Après l’avoir laissé de côté pendant des années, j’ai eu envie de relire ce roman de Stephen King, histoire de faire une pause dans les romans se rapprochant de la fantasy. On le rappelle, Stephen King est considéré comme le « Maître de l’Horreur » ; c’est un de mes écrivains préférés, donc il est possible que je ne sois pas complètement objective.

Billy Halleck est un avocat à succès. Mais un jour, il renverse une vieille Gitane avec sa voiture, la tuant sous le choc. Ses connexions au tribunal et à la police aidant, il s’en sort sans trop de dommages ; mais à la sortie du tribunal, un vieux Gitan lui caresse le visage et lui souffle « Maigris. » Et Billy commence à perdre un kilo par jour. Si au début, cela ne lui fait pas de mal, cette perte de poids commence à prendre des proportions inquiétantes, ce qui lui fait comprendre qu’elle n’est définitivement pas naturelle…et commence une course contre la montre.

Il faut d’abord préciser que La peau sur les os fait partie de ce qu’on appelle les « Livres Bachman. » En effet, souhaitant pouvoir publier plus d’un livre par an (ce qui dans les années 70/80 était visiblement inconcevable), Stephen King a pris un nom de plume, désirer aussi visiblement vérifier si son succès était dû au talent ou à la chance. A noter que les livres publiés sous le nom Richard Bachman sont souvent plus cruels et pessimistes. Celui -là ne fait clairement pas exception. Il est d’ailleurs assez drôle de noter d’abord un tacle que Bachman fait à King en parlant des malédictions dont souffrent certains personnages qui ont aidé Billy à s’en sortir, qui pour un personnage semblent sorties d’un roman de Stephen King. Les autres fans de King noteront aussi une analogie impliquant « un ballon crasseux tenu au bout du fil par un quelconque clown maléfique ». Et quel roman sort à peine deux ans après celui-ci ? Ça, livre ô combien emblématique de Stephen King., impliquant le célèbre clown mangeur d’enfants. La coïncidence est amusante. Et enfin, on note que le pseudonyme Bachman réapparaît dans le cycle de la Tour Sombre grâce à Claudia (y) Inez Bachman, auteur qui a écrit Charlie le Tchou-Tchou dans le Monde-Clé.

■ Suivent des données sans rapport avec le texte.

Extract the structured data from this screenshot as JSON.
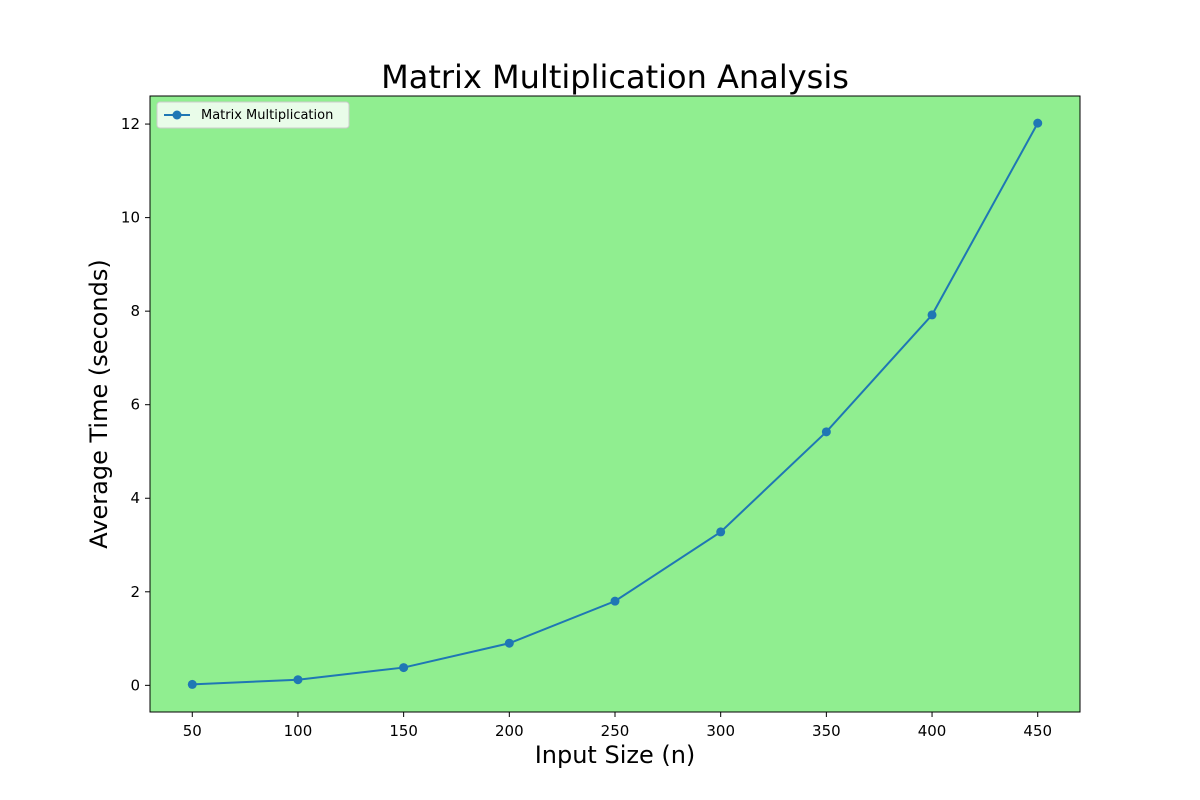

J’attaque d’emblée : très peu de personnages sont vraiment sympathiques. Billy est au début du roman un avocat arrogant, privilégié, qui se sort de son accusation d’homicide grâce à la complaisance du juge ; je l’ai trouvé particulièrement répugnant lorsque Stephen King décrit les moments où il s’empiffre comme un porc sans s’arrêter. Heidi, sa femme, devient de plus en plus détestable, tout d’abord par son hypocrisie (elle reproche à Billy d’être trop gros alors qu’elle fume plus de trente cigarettes par jour), ses préjugés contre les Gitans, puis son manque total de soutien envers son mari, et sa trahison…et l’on apprend qu’elle n’est pas innocente dans l’accident de Billy. Le film va même plus loin, en sous-entendant une liaison avec leur médecin de famille. Taduz Lemke, père de la Gitane qu’a renversé Billy et donc pour lequel on pourrait avoir de la compassion, est responsable de trois malédictions ayant pour but d’entraîner la mort. Ginelli, le propriétaire du restaurant qu’aimait fréquenter Billy, est le seul à vraiment écouter et soutenir activement le protagoniste…mais il s’agit d’un mafioso ayant trempé dans des affaires pas très nettes, prêt à prendre des mesures radicales – et il le prouve. Il n’y a guère que Linda, la fille de Billy, qui apparaît comme sympathique. Elle et son père entretiennent de très bonnes relations, et ont plusieurs moments touchants.

Il faut le noter tout de suite, c’est un roman très dur, sans concession. Billy analyse son environnement de riche banlieue américaine d’un œil féroce ( cf la femme d’un personnage dont il est connu qu’elle se met à boire de l’alcool dés quinze heures de l’après-midi ) et note sa propre hypocrisie puisque lui-même appartient à ce milieu privilégié. Il est avocat ; il est ami avec un juge avec lequel il va jouer au golf ; il est aussi plus ou moins ami avec son médecin de famille. Les rapports entre Billy et sa femme sont légèrement tendus au-début (entre son surpoids, le fait qu’elle fume, l’histoire de l’accident de voiture, il y a une certaine rancœur sous-jacente entre eux), ils semblent s’améliorer une fois qu’ils passent quelques jours ensemble..et puis tout se dégrade, sans retour possible ; et il éprouve même de la haine envers elle. Face au surnaturel de son amaigrissement, Billy est seul. Personne ne veut croire qu’il ait effectivement été maudit – sauf Ginelli. Et la femme du juge. Et là réside une cruelle ironie du roman : Billy, le policier et le juge qui ont été complaisants envers lui sont chacun maudit « là où ça fait mal » ; Billy l’obèse devra maigrir jusqu’à ce qu’il meure.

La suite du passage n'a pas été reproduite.